L’arancione è il nuovo bianco

di FornellidItalia
L’arancione è il nuovo bianco
L’arancione è il nuovo bianco

I vini hanno un nuovo colore. Oltre ai bianchi, ai rosa e ai rossi, ci sono gli arancioni. Ma più che di novità, si tratta di un’antica tradizione, oggi molto di moda.

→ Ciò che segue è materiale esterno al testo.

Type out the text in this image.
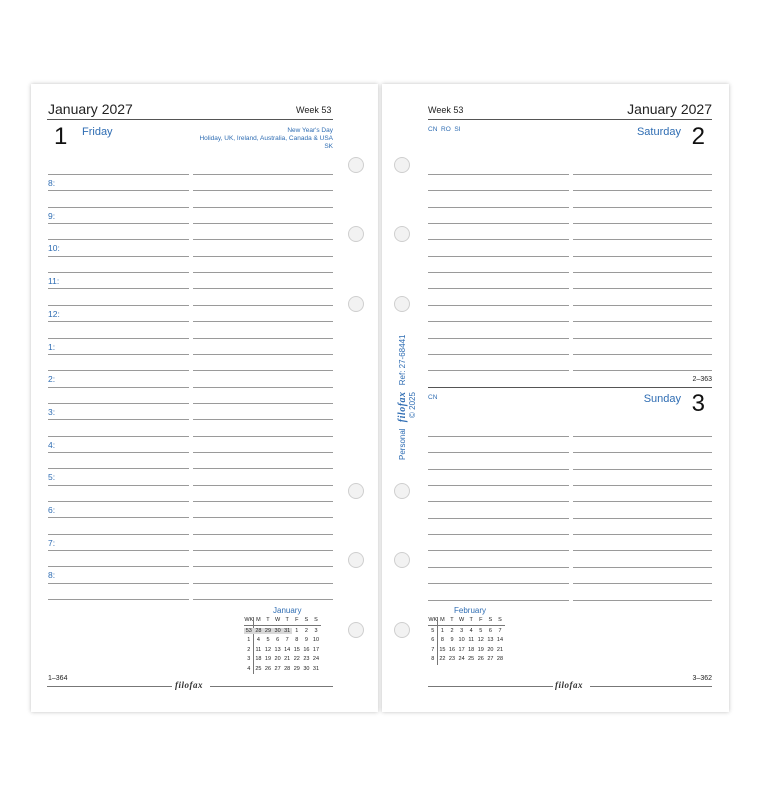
January 2027	Week 53
1 Friday	New Year's Day
Holiday, UK, Ireland, Australia, Canada & USA
SK
8:
9:
10:
11:
12:
1:
2:
3:
4:
5:
6:
7:
8:
January
WK M	T W T	F	S	S
53 28 29 30 31 1	2	3
1	4	5	6	7	8	9 10
2 11 12 13 14 15 16 17
3 18 19 20 21 22 23 24
4 25 26 27 28 29 30 31
1–364
filofax
Week 53	January 2027
CN  RO  SI	Saturday 2
2–363
CN	Sunday 3
February
WK M	T W T	F	S	S
5	1	2	3	4	5	6	7
6	8	9 10 11 12 13 14
7 15 16 17 18 19 20 21
8 22 23 24 25 26 27 28
filofax
3–362
Personal filofax Ref: 27-68441
© 2025
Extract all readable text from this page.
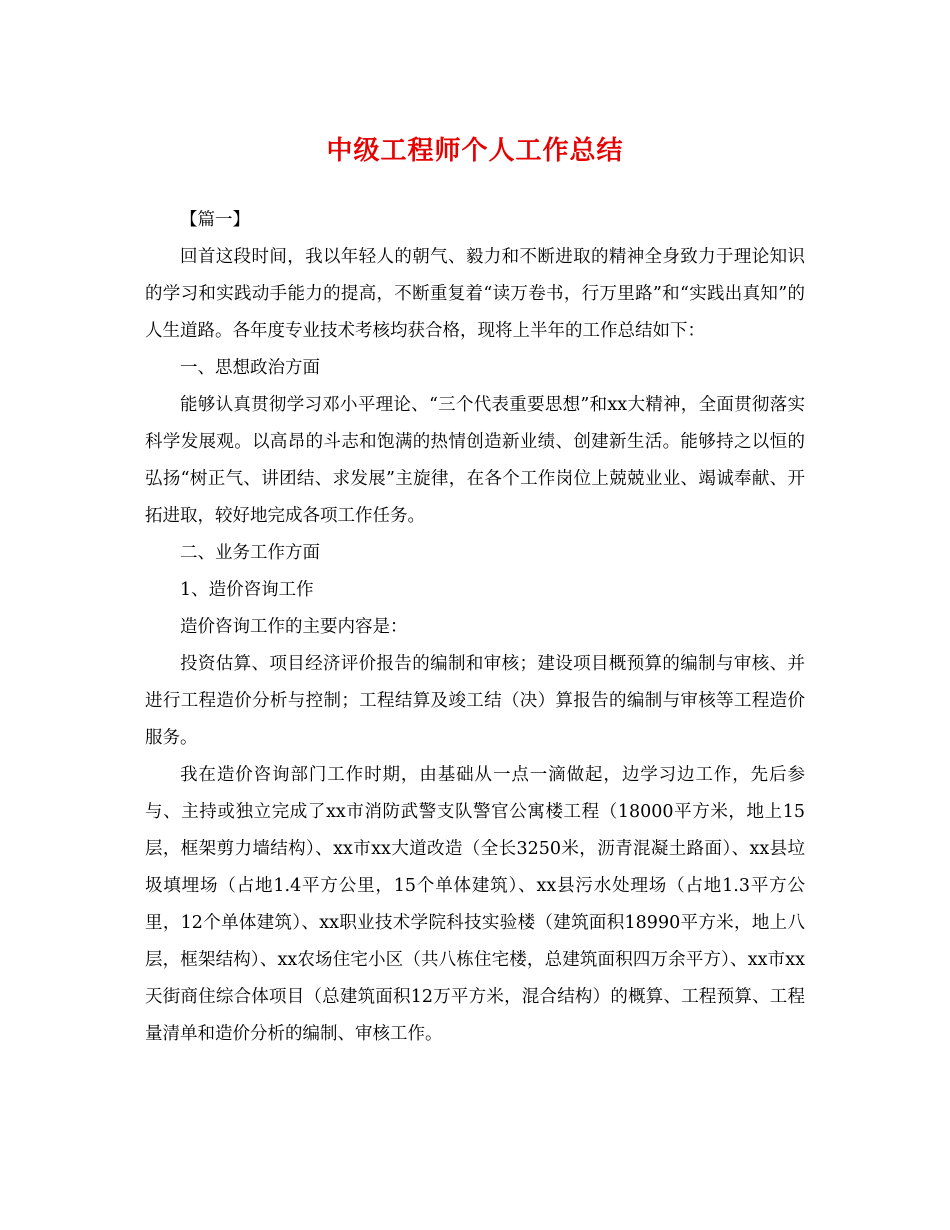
中级工程师个人工作总结

【篇一】

回首这段时间，我以年轻人的朝气、毅力和不断进取的精神全身致力于理论知识的学习和实践动手能力的提高，不断重复着“读万卷书，行万里路”和“实践出真知”的人生道路。各年度专业技术考核均获合格，现将上半年的工作总结如下：

一、思想政治方面

能够认真贯彻学习邓小平理论、“三个代表重要思想”和xx大精神，全面贯彻落实科学发展观。以高昂的斗志和饱满的热情创造新业绩、创建新生活。能够持之以恒的弘扬“树正气、讲团结、求发展”主旋律，在各个工作岗位上兢兢业业、竭诚奉献、开拓进取，较好地完成各项工作任务。

二、业务工作方面

1、造价咨询工作

造价咨询工作的主要内容是：

投资估算、项目经济评价报告的编制和审核；建设项目概预算的编制与审核、并进行工程造价分析与控制；工程结算及竣工结（决）算报告的编制与审核等工程造价服务。

我在造价咨询部门工作时期，由基础从一点一滴做起，边学习边工作，先后参与、主持或独立完成了xx市消防武警支队警官公寓楼工程（18000平方米，地上15层，框架剪力墙结构）、xx市xx大道改造（全长3250米，沥青混凝土路面）、xx县垃圾填埋场（占地1.4平方公里，15个单体建筑）、xx县污水处理场（占地1.3平方公里，12个单体建筑）、xx职业技术学院科技实验楼（建筑面积18990平方米，地上八层，框架结构）、xx农场住宅小区（共八栋住宅楼，总建筑面积四万余平方）、xx市xx天街商住综合体项目（总建筑面积12万平方米，混合结构）的概算、工程预算、工程量清单和造价分析的编制、审核工作。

Gli orange wines, chiamati anche amber wines o vini macerati, sono prodotti partendo da uve bianche e assumono la caratteristica tonalità, perché il mosto è lasciato a contatto con le bucce, che rilasciano il colore, oltre a profumi e sapori diversi. Questa tecnica di produzione, comune tra i contadini fino a qualche decennio fa, era quasi sparita con l’avvento delle moderne cantine, ma è tornata alla ribalta e sono sempre di più i vignaioli che si cimentano con la macerazione delle uve bianche.

La patria indiscussa dei macerati è la Georgia, dove il metodo di lavorazione delle uve e i kwevri, le anfore di terracotta dove avvengono la fermentazione e la vinificazione, sono stati inseriti tra i Patrimoni immateriali dell’Umanità dell’Unesco nel 2013. In Italia, invece, il luogo di produzione più famoso è Oslavia, piccolo borgo del Friuli-Venezia Giulia, al confine con la Slovenia. È stato Josko Gravner a sperimentare le prime macerazioni nel 1994 e l’utilizzo delle prime anfore nel 1997 e oggi la sua Ribolla è certamente l’esempio più celebre e riuscito tra i vini arancioni italiani. Gli studi di Gravner hanno fatto parecchi proseliti in zona e tra i vini macerati da non mancare ci sono anche il Collio Bianco di La Castellada e la Ribolla Gialla di Podversic; nella zona del Carso sono ottimi la Malvasia di Skerlj e l’Ograde di Skerk, a base di uve vitovska, malvasia, pinot grigio e sauvignon. Uscendo dalla regione, invece, non perdete l’Altrove di Walter De Battè, un vino ligure a base di uve bianche e rosse che macerano per sette giorni, l’emiliano Ageno di La Stoppa, fatto con malvasia di Candia, ortrugo e trebbiano, e il campano Don Chisciotte, un fiano in purezza prodotto da Pierluigi Zampaglione.